The problem they could not see was that the president would enjoy the apparently vast powers of the Governor-General, without the constraints provided by the constitutional monarchy.

This would have had destabilised our system, and we said so. So did Richard McGarvie who advocated a most minimalist republican model.

…French lesson…

The French Fifth Republic demonstrates how correct we were. It did not begin with direct election. It was the power and tenure that the presidency enjoyed which turned it into the dominant institution it has become.

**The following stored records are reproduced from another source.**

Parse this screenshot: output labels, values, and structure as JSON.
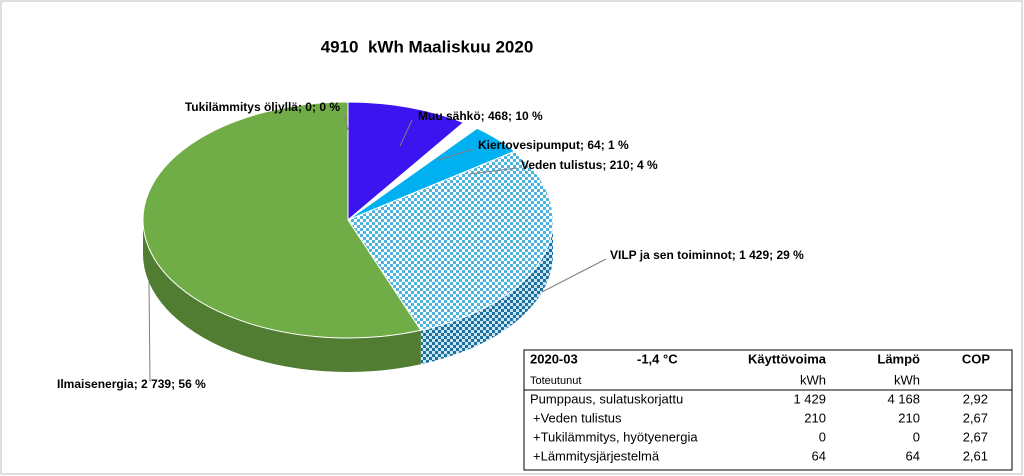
{
  "chart_data": {
    "type": "pie",
    "title": "4910  kWh Maaliskuu 2020",
    "labels": [
      "Tukilämmitys öljyllä; 0; 0 %",
      "Muu sähkö; 468; 10 %",
      "Kiertovesipumput; 64; 1 %",
      "Veden tulistus; 210; 4 %",
      "VILP ja sen toiminnot; 1 429; 29 %",
      "Ilmaisenergia; 2 739; 56 %"
    ],
    "values": [
      0,
      468,
      64,
      210,
      1429,
      2739
    ],
    "colors": [
      "#c00000",
      "#3c14f0",
      "#ffffff",
      "#00b0f0",
      "#5bbfe6",
      "#70ad47"
    ],
    "patterned": [
      false,
      false,
      false,
      false,
      true,
      false
    ]
  },
  "table": {
    "header": [
      "2020-03",
      "-1,4 °C",
      "Käyttövoima",
      "Lämpö",
      "COP"
    ],
    "subheader": {
      "label": "Toteutunut",
      "units": [
        "kWh",
        "kWh"
      ]
    },
    "rows": [
      [
        "Pumppaus, sulatuskorjattu",
        "1 429",
        "4 168",
        "2,92"
      ],
      [
        "+Veden tulistus",
        "210",
        "210",
        "2,67"
      ],
      [
        "+Tukilämmitys, hyötyenergia",
        "0",
        "0",
        "2,67"
      ],
      [
        "+Lämmitysjärjestelmä",
        "64",
        "64",
        "2,61"
      ]
    ]
  }
}
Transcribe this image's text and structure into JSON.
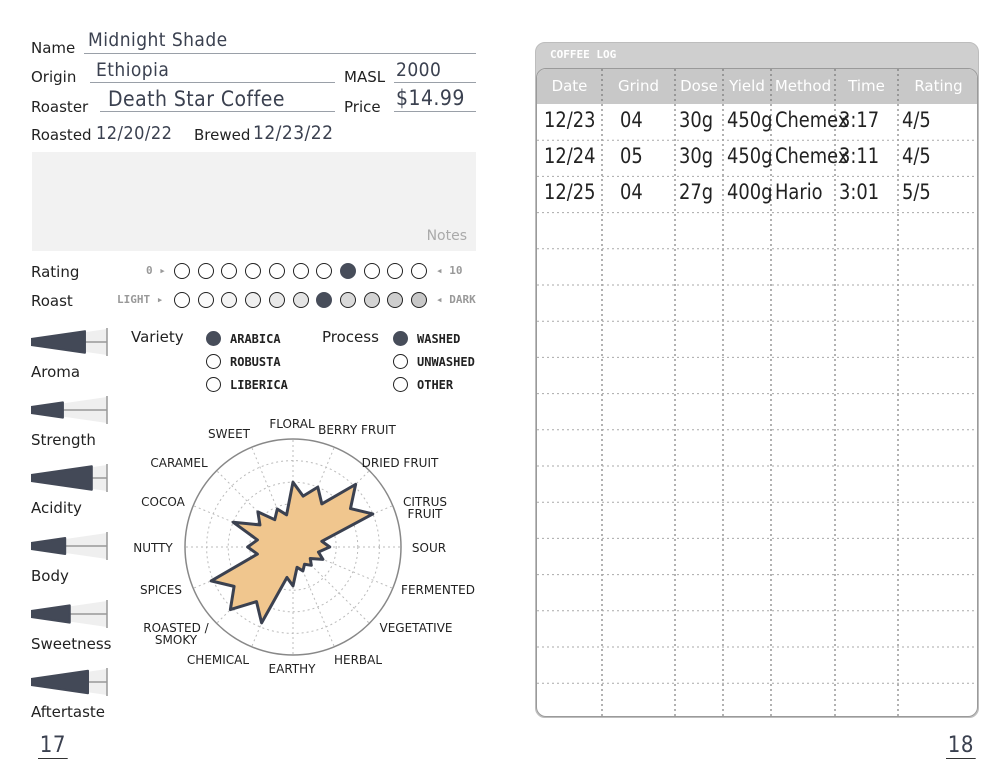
{
  "left_page": {
    "fields": {
      "name_label": "Name",
      "name_value": "Midnight Shade",
      "origin_label": "Origin",
      "origin_value": "Ethiopia",
      "masl_label": "MASL",
      "masl_value": "2000",
      "roaster_label": "Roaster",
      "roaster_value": "Death Star Coffee",
      "price_label": "Price",
      "price_value": "$14.99",
      "roasted_label": "Roasted",
      "roasted_value": "12/20/22",
      "brewed_label": "Brewed",
      "brewed_value": "12/23/22"
    },
    "notes": {
      "label": "Notes",
      "value": ""
    },
    "rating": {
      "label": "Rating",
      "min_label": "0 ▸",
      "max_label": "◂ 10",
      "value": 7,
      "scale_count": 11
    },
    "roast": {
      "label": "Roast",
      "min_label": "LIGHT ▸",
      "max_label": "◂ DARK",
      "value": 6,
      "scale_count": 11
    },
    "attributes": [
      {
        "label": "Aroma",
        "level": 0.71
      },
      {
        "label": "Strength",
        "level": 0.42
      },
      {
        "label": "Acidity",
        "level": 0.8
      },
      {
        "label": "Body",
        "level": 0.45
      },
      {
        "label": "Sweetness",
        "level": 0.51
      },
      {
        "label": "Aftertaste",
        "level": 0.75
      }
    ],
    "variety": {
      "label": "Variety",
      "options": [
        "ARABICA",
        "ROBUSTA",
        "LIBERICA"
      ],
      "selected": 0
    },
    "process": {
      "label": "Process",
      "options": [
        "WASHED",
        "UNWASHED",
        "OTHER"
      ],
      "selected": 0
    },
    "page_number": "17"
  },
  "chart_data": {
    "type": "radar",
    "categories": [
      "FLORAL",
      "BERRY FRUIT",
      "DRIED FRUIT",
      "CITRUS FRUIT",
      "SOUR",
      "FERMENTED",
      "VEGETATIVE",
      "HERBAL",
      "EARTHY",
      "CHEMICAL",
      "ROASTED / SMOKY",
      "SPICES",
      "NUTTY",
      "COCOA",
      "CARAMEL",
      "SWEET"
    ],
    "values": [
      3.0,
      3.0,
      4.1,
      4.0,
      1.7,
      1.5,
      1.2,
      1.2,
      1.8,
      3.8,
      4.1,
      4.1,
      2.1,
      3.0,
      2.3,
      1.9
    ],
    "rlim": [
      0,
      5
    ],
    "grid": true,
    "fill_color": "#f0c68e",
    "stroke_color": "#3b4150"
  },
  "right_page": {
    "title": "COFFEE LOG",
    "columns": [
      "Date",
      "Grind",
      "Dose",
      "Yield",
      "Method",
      "Time",
      "Rating"
    ],
    "rows": [
      [
        "12/23",
        "04",
        "30g",
        "450g",
        "Chemex",
        "3:17",
        "4/5"
      ],
      [
        "12/24",
        "05",
        "30g",
        "450g",
        "Chemex",
        "3:11",
        "4/5"
      ],
      [
        "12/25",
        "04",
        "27g",
        "400g",
        "Hario",
        "3:01",
        "5/5"
      ]
    ],
    "page_number": "18"
  }
}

But trying to mix this with the Westminster system has made the Fifth Republic inherently unstable.  It has come close to collapse more than once in the half century of its existence. Our Federal Commonwealth under the Crown never has, nor have the six autonomous self governing colonies whose people took the decision to federate.

President Sarkozy’s 23-year old university student son announced on 23 October that he was withdrawing from the race to become the head of a A$200 million-a-year public agency amid widespread allegations of nepotism.

The Times’ Paris correspondent Charles Bremner writes (23/10) that this sort of is event is an occupational hazard. He says that France’s Fifth Republic President tends to fall victim to “the court reflex”.

…no check or balance to worry about…

They acquire “a sense of omnipotence that comes with the isolation of the most powerful executive post in the democratic world,” he writes. In contrast to the White House, the Elysée Palace “has no check or balance to worry about.”

The President is “boss of the judiciary and parliament too, except in unusual circumstances.” Mr. Bremner is no doubt referring to what is called “cohabitation” where the opposition controls the National Assembly and the prime minister does not come from his party.

Mr. Bremner says a French President suffers from the fact that courtiers tell him what he wants to hear.

….presidential excess…

  He cites three examples of presidential excess:-

  • “President Mitterrand abused his powers in the 1980s by keeping a secret second family at great public expense and by creating a unit to spy on rivals, opponents and the actresses he fancied.”
  • “Before him, Valéry Giscard d’Estaing developed regal pretensions and tripped when he accepted a gift of diamonds from the self-crowned Emperor Bokassa of Central Africa.”
  • “Jacques Chirac, the last President, enjoyed immunity from sleaze allegations.” 

Mr. Bremner says Mr Sarkozy came to office promising the end of the elite, and promotion of the principle of honest reward for honest work. But while Presidents Chirac and Mitterrand gave staff jobs to sons and daughters, “ none benefited from such unvarnished nepotism as Jean Sarkozy, or Le fiston a piston — the lad with pull — as he is known.”

He says this incident is being compared in Paris with Giscard d’Estaing’s diamond error. “That was an act which, though trivial, stained his image permanently and impeded his re-election.”  

That incidentally did not stop Giscard d’Estaing from becoming the father of the EU constitution. Although aborted in referendums in France and the Netherlands, Europe’s politicians are effectively re-imposing the Constitution by renaming it the Treaty of Lisbon.

The point to remember that Australia’s republicans have demonstrated that they are so obsessed with getting rid of the Crown, they were prepared to impose a model which would be similar to the French Fifth Republic.

If we want such a republic it should be debated openly, not imposed without the people or even the proponents being aware of the hidden consequences. The republican movement think they are being clever about this. They now hide their plans for change – even claiming they have none.